Lee echoed his sentiments, adding, “This election is going to be very, very close. I’m a big sports fan and, the expression you used, it’s not over ’till it’s over. We cannot just think that the game is over when it’s no, vote and show up.”
While Coppola did use a portion of the Q&A to condemn Trump’s statements about Haitian migrants in Springfield, Ohio, he seemed much less interested than Lee or De Niro into turning it into a Kamala Harris ad, or lecturing viewers on current events.
Coppola, seemingly trying to get the conversation back on track, said, “I deliberately got people to make this who disagree.
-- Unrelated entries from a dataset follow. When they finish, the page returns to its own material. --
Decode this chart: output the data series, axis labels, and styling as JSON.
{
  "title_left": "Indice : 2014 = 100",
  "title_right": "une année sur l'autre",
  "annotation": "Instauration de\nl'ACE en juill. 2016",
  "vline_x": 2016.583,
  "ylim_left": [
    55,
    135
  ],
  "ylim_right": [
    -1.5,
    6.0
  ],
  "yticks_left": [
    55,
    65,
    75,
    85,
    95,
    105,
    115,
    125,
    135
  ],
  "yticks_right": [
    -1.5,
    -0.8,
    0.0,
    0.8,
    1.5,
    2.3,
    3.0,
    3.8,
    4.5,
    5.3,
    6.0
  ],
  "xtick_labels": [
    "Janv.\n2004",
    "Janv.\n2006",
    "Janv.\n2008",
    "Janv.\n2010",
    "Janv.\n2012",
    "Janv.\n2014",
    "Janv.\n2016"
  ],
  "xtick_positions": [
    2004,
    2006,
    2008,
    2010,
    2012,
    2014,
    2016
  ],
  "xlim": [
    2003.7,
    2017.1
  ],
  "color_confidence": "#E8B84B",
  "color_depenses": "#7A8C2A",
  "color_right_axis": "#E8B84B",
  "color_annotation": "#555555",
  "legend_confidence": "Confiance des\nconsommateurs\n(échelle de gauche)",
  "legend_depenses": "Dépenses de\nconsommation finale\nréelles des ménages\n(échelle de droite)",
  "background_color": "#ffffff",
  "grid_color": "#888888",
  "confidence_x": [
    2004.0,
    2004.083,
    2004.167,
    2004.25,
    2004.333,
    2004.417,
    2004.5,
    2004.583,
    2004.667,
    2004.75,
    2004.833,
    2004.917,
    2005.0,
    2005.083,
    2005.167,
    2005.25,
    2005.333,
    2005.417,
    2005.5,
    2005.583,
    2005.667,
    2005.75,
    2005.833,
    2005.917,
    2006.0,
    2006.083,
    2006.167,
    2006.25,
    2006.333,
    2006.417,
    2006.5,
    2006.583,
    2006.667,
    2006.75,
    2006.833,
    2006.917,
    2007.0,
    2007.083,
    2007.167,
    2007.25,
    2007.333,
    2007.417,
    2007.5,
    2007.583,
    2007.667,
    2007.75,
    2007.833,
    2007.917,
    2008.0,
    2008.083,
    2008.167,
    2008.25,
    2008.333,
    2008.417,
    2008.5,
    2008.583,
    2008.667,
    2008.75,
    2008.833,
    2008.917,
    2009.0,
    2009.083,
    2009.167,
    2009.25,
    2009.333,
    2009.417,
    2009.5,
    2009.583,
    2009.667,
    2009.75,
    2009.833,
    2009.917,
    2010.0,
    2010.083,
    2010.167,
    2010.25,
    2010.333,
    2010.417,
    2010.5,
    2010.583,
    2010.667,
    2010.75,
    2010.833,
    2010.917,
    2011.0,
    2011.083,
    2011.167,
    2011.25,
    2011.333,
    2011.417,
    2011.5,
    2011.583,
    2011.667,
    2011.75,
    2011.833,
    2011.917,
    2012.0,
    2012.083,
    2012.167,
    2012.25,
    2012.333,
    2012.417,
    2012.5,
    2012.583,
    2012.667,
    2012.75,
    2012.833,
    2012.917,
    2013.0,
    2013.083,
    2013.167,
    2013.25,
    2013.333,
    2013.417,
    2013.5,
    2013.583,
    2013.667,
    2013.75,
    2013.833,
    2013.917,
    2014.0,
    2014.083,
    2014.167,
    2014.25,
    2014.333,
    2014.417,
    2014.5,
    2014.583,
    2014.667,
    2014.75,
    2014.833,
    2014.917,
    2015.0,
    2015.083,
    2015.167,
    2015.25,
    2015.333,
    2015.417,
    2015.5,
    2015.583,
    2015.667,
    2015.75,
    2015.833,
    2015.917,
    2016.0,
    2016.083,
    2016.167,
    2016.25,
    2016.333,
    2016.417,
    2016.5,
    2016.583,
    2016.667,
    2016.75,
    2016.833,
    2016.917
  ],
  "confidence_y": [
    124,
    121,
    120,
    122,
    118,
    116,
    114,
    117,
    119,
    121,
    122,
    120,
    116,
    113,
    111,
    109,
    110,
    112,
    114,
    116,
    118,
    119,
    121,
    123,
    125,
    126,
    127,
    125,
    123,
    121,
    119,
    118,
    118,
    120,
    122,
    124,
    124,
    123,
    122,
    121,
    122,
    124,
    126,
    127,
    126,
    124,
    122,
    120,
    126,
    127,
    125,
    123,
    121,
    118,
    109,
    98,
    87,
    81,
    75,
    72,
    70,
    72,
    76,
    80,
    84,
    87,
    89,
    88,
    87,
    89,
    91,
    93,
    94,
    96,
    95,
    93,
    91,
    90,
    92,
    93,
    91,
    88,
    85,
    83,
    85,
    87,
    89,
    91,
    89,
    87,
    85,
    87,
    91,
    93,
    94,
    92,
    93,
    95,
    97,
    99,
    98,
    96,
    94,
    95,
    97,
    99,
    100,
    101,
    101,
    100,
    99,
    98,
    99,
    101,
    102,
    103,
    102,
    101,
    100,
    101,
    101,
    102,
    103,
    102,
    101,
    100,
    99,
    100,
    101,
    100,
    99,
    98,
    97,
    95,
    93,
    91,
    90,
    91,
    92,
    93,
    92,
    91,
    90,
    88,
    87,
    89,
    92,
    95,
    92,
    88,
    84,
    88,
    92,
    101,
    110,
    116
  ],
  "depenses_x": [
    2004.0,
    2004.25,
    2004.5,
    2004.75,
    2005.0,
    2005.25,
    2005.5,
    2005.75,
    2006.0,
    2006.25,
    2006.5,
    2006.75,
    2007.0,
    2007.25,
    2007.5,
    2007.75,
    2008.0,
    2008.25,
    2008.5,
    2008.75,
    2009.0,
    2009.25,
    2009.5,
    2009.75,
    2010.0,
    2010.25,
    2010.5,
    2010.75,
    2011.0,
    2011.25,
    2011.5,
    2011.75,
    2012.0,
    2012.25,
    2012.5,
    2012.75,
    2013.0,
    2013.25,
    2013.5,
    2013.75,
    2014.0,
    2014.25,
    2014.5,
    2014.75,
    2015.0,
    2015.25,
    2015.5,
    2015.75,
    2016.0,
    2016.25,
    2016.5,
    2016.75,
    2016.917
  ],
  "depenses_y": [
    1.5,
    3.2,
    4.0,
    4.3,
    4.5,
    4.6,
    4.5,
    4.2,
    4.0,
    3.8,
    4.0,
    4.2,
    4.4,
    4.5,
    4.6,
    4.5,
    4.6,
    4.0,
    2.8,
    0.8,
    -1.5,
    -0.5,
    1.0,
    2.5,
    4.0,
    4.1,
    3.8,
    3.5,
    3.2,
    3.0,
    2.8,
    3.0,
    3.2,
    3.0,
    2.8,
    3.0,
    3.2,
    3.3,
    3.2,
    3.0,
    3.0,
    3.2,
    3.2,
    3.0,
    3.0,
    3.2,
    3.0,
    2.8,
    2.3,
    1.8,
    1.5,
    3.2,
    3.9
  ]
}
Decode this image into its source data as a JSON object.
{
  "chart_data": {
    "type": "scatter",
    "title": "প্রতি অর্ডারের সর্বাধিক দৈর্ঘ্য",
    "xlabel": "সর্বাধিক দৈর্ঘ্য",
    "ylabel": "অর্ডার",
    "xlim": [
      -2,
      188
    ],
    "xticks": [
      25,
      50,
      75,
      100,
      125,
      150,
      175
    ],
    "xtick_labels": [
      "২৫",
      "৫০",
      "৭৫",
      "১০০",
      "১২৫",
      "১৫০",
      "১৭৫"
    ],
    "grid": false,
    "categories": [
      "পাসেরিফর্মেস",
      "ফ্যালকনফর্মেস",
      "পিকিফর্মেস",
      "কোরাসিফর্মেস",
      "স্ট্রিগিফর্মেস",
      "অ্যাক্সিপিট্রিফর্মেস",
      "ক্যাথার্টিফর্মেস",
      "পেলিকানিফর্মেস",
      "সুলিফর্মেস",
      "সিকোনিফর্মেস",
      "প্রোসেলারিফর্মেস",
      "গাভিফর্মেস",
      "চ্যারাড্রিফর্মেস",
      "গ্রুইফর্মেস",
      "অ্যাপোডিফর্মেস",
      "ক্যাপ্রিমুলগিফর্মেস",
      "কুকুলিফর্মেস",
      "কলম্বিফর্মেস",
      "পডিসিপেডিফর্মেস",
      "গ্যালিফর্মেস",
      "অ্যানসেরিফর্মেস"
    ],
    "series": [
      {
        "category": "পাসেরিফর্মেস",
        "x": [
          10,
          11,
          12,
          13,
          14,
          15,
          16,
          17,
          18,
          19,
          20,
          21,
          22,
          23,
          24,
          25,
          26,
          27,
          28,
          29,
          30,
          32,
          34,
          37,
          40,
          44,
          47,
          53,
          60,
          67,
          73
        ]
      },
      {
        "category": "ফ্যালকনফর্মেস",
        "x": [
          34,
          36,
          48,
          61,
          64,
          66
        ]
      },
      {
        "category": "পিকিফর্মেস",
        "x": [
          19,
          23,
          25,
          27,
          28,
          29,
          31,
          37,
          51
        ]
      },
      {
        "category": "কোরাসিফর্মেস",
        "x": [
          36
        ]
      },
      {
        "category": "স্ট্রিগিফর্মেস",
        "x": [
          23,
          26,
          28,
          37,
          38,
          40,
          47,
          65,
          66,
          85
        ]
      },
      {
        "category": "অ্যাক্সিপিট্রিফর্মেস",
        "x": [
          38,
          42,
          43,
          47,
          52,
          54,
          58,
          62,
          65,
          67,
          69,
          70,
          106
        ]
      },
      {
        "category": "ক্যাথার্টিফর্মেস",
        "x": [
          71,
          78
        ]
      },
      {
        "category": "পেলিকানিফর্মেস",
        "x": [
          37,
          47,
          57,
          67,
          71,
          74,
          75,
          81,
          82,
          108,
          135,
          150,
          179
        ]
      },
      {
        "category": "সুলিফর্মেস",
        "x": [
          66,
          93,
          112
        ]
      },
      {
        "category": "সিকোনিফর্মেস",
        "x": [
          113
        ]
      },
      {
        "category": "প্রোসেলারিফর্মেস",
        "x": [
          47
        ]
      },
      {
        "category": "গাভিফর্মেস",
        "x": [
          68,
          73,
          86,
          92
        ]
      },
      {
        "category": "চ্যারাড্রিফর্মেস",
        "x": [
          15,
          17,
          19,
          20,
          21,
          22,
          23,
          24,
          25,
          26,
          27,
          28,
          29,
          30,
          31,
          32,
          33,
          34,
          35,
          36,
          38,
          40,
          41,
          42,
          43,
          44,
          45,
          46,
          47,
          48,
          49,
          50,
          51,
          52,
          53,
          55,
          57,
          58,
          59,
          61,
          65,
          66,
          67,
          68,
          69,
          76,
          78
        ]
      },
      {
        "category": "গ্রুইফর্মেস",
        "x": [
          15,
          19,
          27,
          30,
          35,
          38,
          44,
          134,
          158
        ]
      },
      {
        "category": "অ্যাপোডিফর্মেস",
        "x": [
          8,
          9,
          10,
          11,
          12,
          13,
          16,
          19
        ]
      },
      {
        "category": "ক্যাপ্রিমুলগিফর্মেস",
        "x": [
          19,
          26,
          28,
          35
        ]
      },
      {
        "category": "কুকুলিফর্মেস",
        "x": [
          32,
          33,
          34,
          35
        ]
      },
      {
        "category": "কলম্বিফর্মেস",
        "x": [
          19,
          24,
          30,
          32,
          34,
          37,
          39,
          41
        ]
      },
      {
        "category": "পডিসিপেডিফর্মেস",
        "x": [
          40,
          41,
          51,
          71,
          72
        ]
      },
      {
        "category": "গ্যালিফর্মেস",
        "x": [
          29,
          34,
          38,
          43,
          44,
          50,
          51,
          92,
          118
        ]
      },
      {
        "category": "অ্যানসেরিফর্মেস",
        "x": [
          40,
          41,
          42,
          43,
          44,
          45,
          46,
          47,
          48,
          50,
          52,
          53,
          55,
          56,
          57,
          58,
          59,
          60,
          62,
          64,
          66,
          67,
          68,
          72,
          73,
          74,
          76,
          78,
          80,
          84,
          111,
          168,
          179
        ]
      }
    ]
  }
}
I mean, there’s actors in the movie that are moving another way, and there are people in there who have been canceled which way and right. And we in the movie, we all work together. Together. Happily and creatively. So it shows that we’re… I didn’t want them to say, ‘Oh, it’s some you know, woke movie that’s just a political thing.’ We’re above the politics in making the film I thought. And yet still we all liked each other, and make this film together. So I’m hopeful that we can work even when people disagree with us. To a higher goal.”
De Niro blurted, “Can you imagine Donald Trump directing this movie? It would never go anywhere. It’d be total craziness. He cannot do anything. He cannot do anything together. He wants to destroy the country. And he could not do this movie. He couldn’t do anything that has a structure.”
De Niro isn’t the only celebrity unable to separate his craft from his opinions.
During a performance at the iHeartRadio festival, she got uncomfortably close to the camera, and said, “Project 2025 is Donald Trump‘s playbook for controlling and punishing women, poor people, people of color, and the LGBTQ+ community. It is time for all Americans to band together and to finally defeat the Trump agenda. And the only way to do that is by confronting him at the polls. Do you want to live in a dictatorship? Well show up and vote!”
Earlier this year, Zach Galifianakis warned that while celebrity endorsements can be effective to a point, they actually may end up having unintended consequences. Many voters don’t particularly enjoy being lectured by exorbitantly wealthy performers that don’t face the same challenges or burdens they do. After Taylor Swift’s endorsement of Kamala Harris, polling found that support for the Democratic candidate actually dropped.